Sahte vaatler yıkıcı gerçekler

“İlk 100 günün hedefleri balonu” kısa sürede patladı. Saray rejimi ile dalkavukları sefahata devam etme konusunda bir sorun yaşamazken, kapitalizmin derinleşen krizinin faturasını ödemeye mahkum edilen emekçi milyonlar ise, ağır bir yıkımla yüz yüze bırakıldı. Zira her alanda fiyasko ve kriz üreten saray rejiminin ilk 100 günlük hasılatı musibetlerle dolu bir utanç tablosundan başka bir şey değildir.

CHP Eskişehir Milletvekili Utku Çakırözer tarafından hazırlanan “Tek Adam Rejiminin 100 Günü” adlı rapordaki veriler, saray rejiminin emekçiler için musibetlerden bir şey üretmediğini ispatlıyor.

Saraydaki sefahat için ayrılan bütçenin kısıtlanması bir yana katlandı.  Aynı durum din bezirganlarının aparatı durumuna düşürülen Diyanet İşleri Başkanlığı ve silahlanma için de geçerlidir. Saray rejiminin üç temel ayağı “lüks ve şatafat, din bezirganlığı ve silahlanma” alanında herhangi bir tasarruf olmadığı gibi, her üç alanın bütçesi alabildiğine şişiriliyor.

Gelişmelerin işçileri, emekçileri ilgilendiren alanlarında ise, tablo bambaşka bir görünüm arz ediyor. Tek adama dayalı dikta rejimin 100 günlük “başarıları”nın bir kısmı şöyle sıralanıyor:

Enflasyonda rekor; Enflasyon son 15 yılın en yüksek noktasına ulaştı. Ekim ayı itibarıyla yüzde 25’e tırmandı…

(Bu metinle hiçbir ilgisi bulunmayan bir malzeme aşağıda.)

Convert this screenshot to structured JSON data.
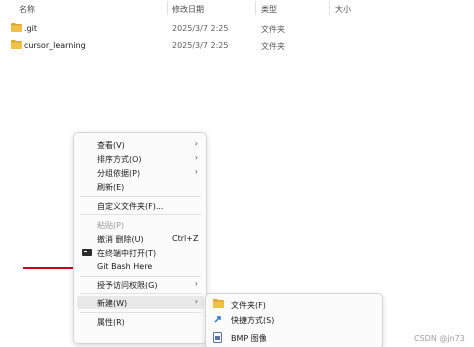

Maaşlar hızla eridi: 2018’de elektriğe 5 kez, doğalgaza 4 kez zam yapıldı. Dört kişilik bir aile için açlık sınırı 1919 TL’ye, yoksulluk sınırı ise 6 bin 252 TL’ye ulaştı. Asgari ücretlinin, emeklinin değişmeyen maaşları yüzde 30 enflasyon altında hızla eridi...

Dolar fırladı: Döviz kurlarındaki artış, Türk Lirası’nın değer kaybını %40’ların üzerine çıkardı. Merkez Bankası faizi yüzde 25’e çıkarırken, reel piyasalarda faizler yüzde 30-40’ları buldu…

Konkordato ve işsizlik rekor kırdı: Resmi olarak yüzde 11-12 gösterilen işsizlik oranı yüzde 20’yi aştı. İşsiz sayısı 6 milyonu geçti. 5-7 bin arasında şirket konkordato ilan etti. Kapanan şirket sayısı ise yüzde 28 artarak 110 bin oldu…

Bu arada sarayda lüks ve sefahat devam ediyor; günlük “resmi masraf”ın 1.8 milyona ulaştığı açıklandı. Oysa hastanelerde ameliyatlar aksamaya, birçok ilaç hastalara verilmemeye başladı.

Demokratik hak ve özgürlükler alanı hızla daraltıldı. Gazeteciler hapiste, hak arayan işçiler hapiste, cenaze törenlerine katılan devrimcilerin evleri basılıyor, HDP’ye karşı amansız bir sürek avı başlatılırken, hapishanelerde işkence şikayetleri günden güne artıyor. Artık fabrikalar kapatılıp cezaevleri açılıyor.

Diğer veriler bir yana, burada kısaca değindiğimiz tablo, durumun ne kadar vahim bir noktaya ulaştığını gözler önüne seriyor. İlk 100 günde emekçilerin başına bu kadar bela saran tek adam rejiminin, tarihin çöplüğüne atılana kadar neler yapacağını tahmin etmek güç olmasa gerek. Bu rejimden ve Ortaçağ artığı ideolojisinden kurtulmadan bu ülkede işçilerin, emekçilerin rahat soluk almaları beklenemez.